Normally I don’t talk too much about my every day life on this blog. But if you’ve been following me on Instagram, then you’d know that this summer has been pretty crazy for me between work, travel, and this blog. Well, thats not even half of the story for why I’ve been so busy. This weekend I’m packing up my life and relocating from Miami, FL to Boston, MA. Now let that soak in for a second. Moving down the street is a hassle as it is, so then try moving 1,500 miles away and adding a bunch of emotional baggage to all that. I’ve totally got this, but it’s a lot. It’s honestly kind of a miracle I’ve still been posting to my blog every week.
It’s been challenging to find time to sit back and reflect on all the change and transformation that’s happening in my life right now. However, between car rides to work, Home Depot, U-Haul, my apartment, and especially on my one long car drive to Key West two weekends ago, there’s been one question that I can’t get out of my mind — what would my mom think of all of this?
One of the major emerging themes from my blog is about coming to terms with life after my mom’s passing from breast cancer fifteen years ago. I’ve had to grow up without the presence of my mom, and that’s had more of a difference on my personal growth than anyone could ever realize. I wouldn’t be who I am today if my mom didn’t die, that’s just the truth, and this cross-country move is a perfect example of that.
Let’s start with the basics. My mom would’ve had a FREAK OUT about me moving to Miami for school six years ago. She would have NEVER wanted me to live that far away from home. And the University of Miami, my alma mater, would not have flied with her either. She was nervous about the thought of my brother going to UMASS Amherst for college because for her, it was too much of a party school. Now try UM, located halfway across the country 😂 I’m also driving solo this weekend from Miami to Boston — my fiancé already moved up there about a week ago. My mom would be worried sick about me driving alone on the open road for over 1,500 miles. She would be extremely protective of me. And on a side note, let’s not even mention me studying abroad several times these past few years throughout Latin America, that might have given her a low key heart attack!
If my mom had never passed away, I don’t think that I ever would have moved down here. Without my mom in my life, I’ve adopted values that are in many ways starkingly different from my mom’s values. And that difference in values drove my decisions to move to Miami six years ago in the first place.
So let’s do a deep dive on that for a second. What do I mean by values? The word ‘values’ to me used to be one of those words that was rather amorphous and ambiguous.
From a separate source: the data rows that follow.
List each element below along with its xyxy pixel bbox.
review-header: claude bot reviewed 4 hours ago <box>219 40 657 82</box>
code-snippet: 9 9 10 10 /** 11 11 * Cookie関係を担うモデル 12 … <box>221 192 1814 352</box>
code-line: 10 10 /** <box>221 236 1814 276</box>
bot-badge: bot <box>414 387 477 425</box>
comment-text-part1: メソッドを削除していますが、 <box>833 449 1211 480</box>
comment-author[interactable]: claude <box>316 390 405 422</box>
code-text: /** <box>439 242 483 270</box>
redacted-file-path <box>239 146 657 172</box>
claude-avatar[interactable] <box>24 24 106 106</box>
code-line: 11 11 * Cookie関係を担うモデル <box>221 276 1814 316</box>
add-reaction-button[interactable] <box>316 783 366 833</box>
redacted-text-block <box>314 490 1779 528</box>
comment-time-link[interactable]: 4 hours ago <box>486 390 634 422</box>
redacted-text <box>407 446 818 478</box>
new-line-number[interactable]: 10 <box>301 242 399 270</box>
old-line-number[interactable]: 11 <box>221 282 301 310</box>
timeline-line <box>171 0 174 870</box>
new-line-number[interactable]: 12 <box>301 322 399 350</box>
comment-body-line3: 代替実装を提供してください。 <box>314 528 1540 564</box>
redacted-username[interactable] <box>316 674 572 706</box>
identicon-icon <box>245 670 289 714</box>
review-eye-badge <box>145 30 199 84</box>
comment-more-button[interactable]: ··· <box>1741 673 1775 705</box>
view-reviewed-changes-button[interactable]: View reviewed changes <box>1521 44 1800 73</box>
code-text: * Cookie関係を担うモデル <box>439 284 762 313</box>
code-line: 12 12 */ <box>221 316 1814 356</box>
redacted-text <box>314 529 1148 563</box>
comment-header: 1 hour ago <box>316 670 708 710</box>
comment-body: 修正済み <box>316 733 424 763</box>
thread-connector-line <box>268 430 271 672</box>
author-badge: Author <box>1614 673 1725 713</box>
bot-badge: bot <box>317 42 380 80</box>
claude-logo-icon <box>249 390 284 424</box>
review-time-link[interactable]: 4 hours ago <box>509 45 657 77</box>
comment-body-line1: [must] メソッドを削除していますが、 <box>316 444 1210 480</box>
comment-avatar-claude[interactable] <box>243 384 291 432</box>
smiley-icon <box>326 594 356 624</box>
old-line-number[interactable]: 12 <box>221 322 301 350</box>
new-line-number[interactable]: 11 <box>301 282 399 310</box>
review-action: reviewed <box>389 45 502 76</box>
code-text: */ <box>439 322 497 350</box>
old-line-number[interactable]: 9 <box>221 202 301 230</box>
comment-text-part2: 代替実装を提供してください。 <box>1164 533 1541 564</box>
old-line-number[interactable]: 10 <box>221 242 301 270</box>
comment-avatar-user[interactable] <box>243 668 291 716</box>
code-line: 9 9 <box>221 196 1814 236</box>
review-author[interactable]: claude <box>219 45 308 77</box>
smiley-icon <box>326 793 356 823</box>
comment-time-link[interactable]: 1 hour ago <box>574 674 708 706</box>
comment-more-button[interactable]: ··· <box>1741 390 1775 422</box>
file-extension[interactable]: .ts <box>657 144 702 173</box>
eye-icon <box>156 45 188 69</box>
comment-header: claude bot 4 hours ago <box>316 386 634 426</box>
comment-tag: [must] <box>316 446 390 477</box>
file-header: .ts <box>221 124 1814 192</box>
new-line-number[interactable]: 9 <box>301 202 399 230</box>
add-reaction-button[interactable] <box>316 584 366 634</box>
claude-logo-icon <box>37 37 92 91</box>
I never thought about it much until a year ago during a group therapy session (perhaps I’ll explain this more another time). The therapist handed out worksheets that had a list of commonly mentioned values in people’s lives. Those values ranged from family, friends, religion, school, wealth, success, etc. The therapist asked us to really think about which values meant the most to us and to write them down in order of importance. It’s an excercise that quite frankly I’m still doing a year later, and I’ll probably continue doing for the rest of my life.
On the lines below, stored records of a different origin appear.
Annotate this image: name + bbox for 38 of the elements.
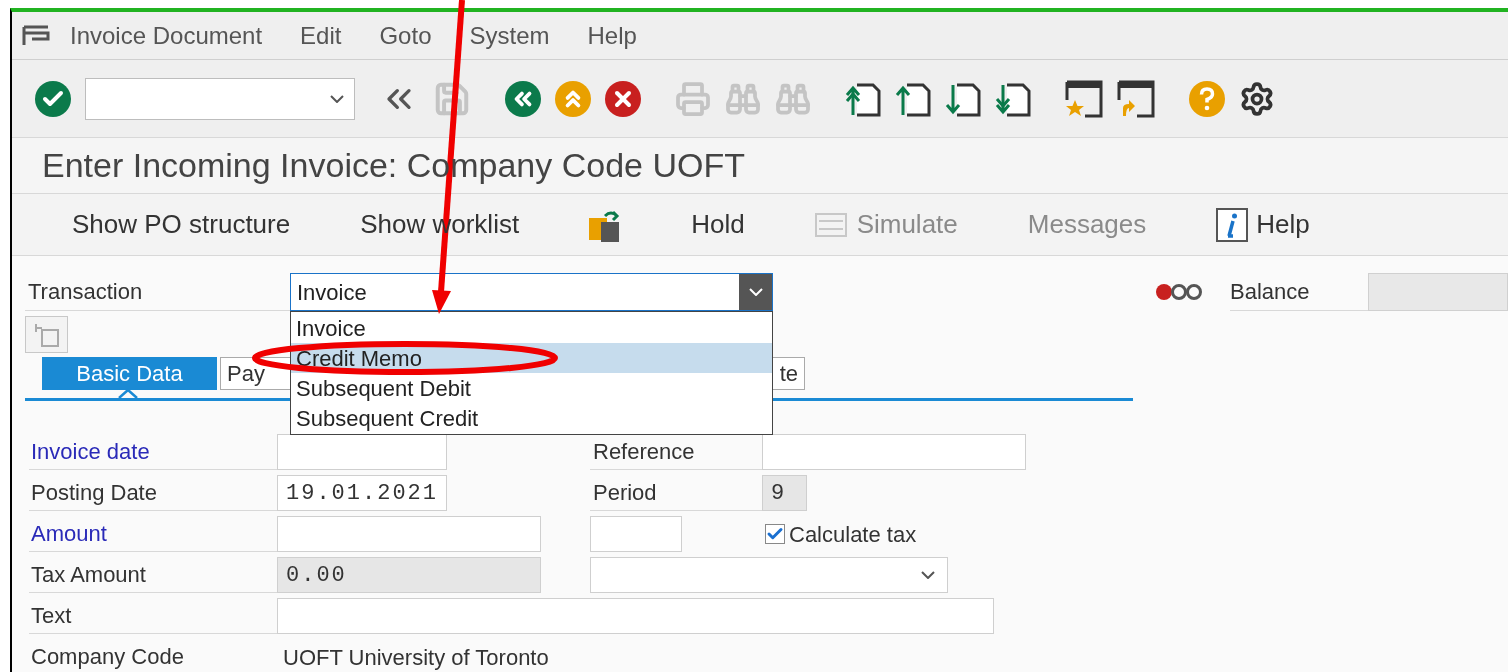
transaction-dropdown[interactable]: Invoice bbox=[290, 273, 773, 311]
input-field[interactable]: 0.00 bbox=[277, 557, 541, 593]
back-icon[interactable] bbox=[505, 80, 541, 117]
menu-item[interactable]: Edit bbox=[300, 17, 342, 54]
input-field[interactable] bbox=[762, 434, 1026, 470]
simulate-icon bbox=[814, 212, 847, 237]
input-field[interactable] bbox=[277, 598, 994, 634]
shortcut-window-icon[interactable] bbox=[1117, 79, 1155, 118]
input-field[interactable] bbox=[590, 516, 682, 552]
checkbox-label: Calculate tax bbox=[789, 520, 917, 549]
new-window-icon[interactable] bbox=[1065, 79, 1103, 118]
info-icon bbox=[1216, 207, 1249, 242]
enter-icon[interactable] bbox=[35, 80, 71, 117]
field-label: Company Code bbox=[29, 639, 277, 672]
menu-item[interactable]: System bbox=[469, 17, 550, 54]
menu-item[interactable]: Invoice Document bbox=[70, 17, 263, 54]
cancel-icon[interactable] bbox=[605, 80, 641, 117]
company-code-value: UOFT University of Toronto bbox=[282, 643, 549, 672]
tab-pointer-icon bbox=[118, 388, 138, 398]
settings-icon[interactable] bbox=[1239, 80, 1275, 117]
chevron-down-icon bbox=[921, 571, 935, 579]
tab[interactable]: Basic Data bbox=[42, 357, 217, 390]
balance-field[interactable] bbox=[1368, 273, 1508, 311]
chevron-down-icon bbox=[330, 94, 344, 103]
toolbar-button[interactable]: Hold bbox=[661, 200, 775, 249]
help-button[interactable]: Help bbox=[1186, 200, 1340, 249]
input-field[interactable] bbox=[277, 434, 447, 470]
menu-icon[interactable] bbox=[22, 24, 50, 47]
dropdown-field[interactable] bbox=[590, 557, 948, 593]
menu-item[interactable]: Help bbox=[587, 17, 637, 54]
toolbar-button[interactable]: Show PO structure bbox=[42, 200, 321, 249]
input-field[interactable]: 19.01.2021 bbox=[277, 475, 447, 511]
checkbox[interactable] bbox=[765, 524, 785, 544]
chevron-down-icon bbox=[748, 288, 763, 296]
menu-item[interactable]: Goto bbox=[379, 17, 432, 54]
command-field[interactable] bbox=[85, 77, 355, 120]
input-field[interactable]: 9 bbox=[762, 475, 807, 511]
input-field[interactable] bbox=[277, 516, 541, 552]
Here’s a comprehensive list of some frequently mentioned values, according to Carnegie Mellon. Some of the values that I chose from the list are: Boldness, Creativity, Diversity, Empathy, Freedom, Health, Independence, Inspiration, Loyalty, Making a difference, Open-Mindedness, and Passion. Now I can’t assume what exactly my mom would’ve chosen, but I think as her daughter, I can make a pretty good educated guess. Some of the values I think she would’ve chosen are: Caring, Calmness, Family, Happiness, Health, Kindness, Love, Loyalty, Spirituality, Stability, and Traditionalism.
It’s pretty clear that there are several key differences in our values, but there’s one main difference I want to address. My mom valued stability, and I value change. As an anecdote, my dad was more adventurous than my mom, and he was willing to move away from their home town to try new things. But my mom wanted to be close to family, and so as a couple they made the decision to stay. That said, I’m unsure how much I would’ve embraced change if my mom hadn’t passed away. But I’m also pretty sure that as my father’s daughter, this rift in our values, may have happened either to the same or to a lesser degree as it has today, and if it did, it would’ve caused conflict between her and I. In spite of this rift, I believe that between my mom’s core values of family and love, and my core values of empathy, would’ve allowed us to surpass all differences of opinion. And sense we would both value loyalty, I think that’s what would continue to drive our relationship forward with one another. But maintaining relationships is hard, and I can’t imagine that it would’ve been without any conflict.
People have told me throughout my life that my mom would’ve been proud of me. Usually I’d like to think their right. But sometimes, I’m not really too sure. Would my mom be proud of all I’ve accomplished in Miami, even though she would’ve probably never agreed with my decision to move down here? Would she be excited for this next chapter in my life, or would she have reservations? I can only hope she would because fundamentally I try each and everyday to embody all that she taught me as a child. But it’ll only ever be hope, because she’ll never be able to tell me. I am left to assume.
I do think though my mom would be envious about how close I am going to be to the beach in the North Shore area of Boston. She loved the New England coast after all. I hope that I can channel some of her epic energy as I’m embarking on this new chapter of my life. One thing is for sure — whether she’s proud of me or not, I know she’s always with me.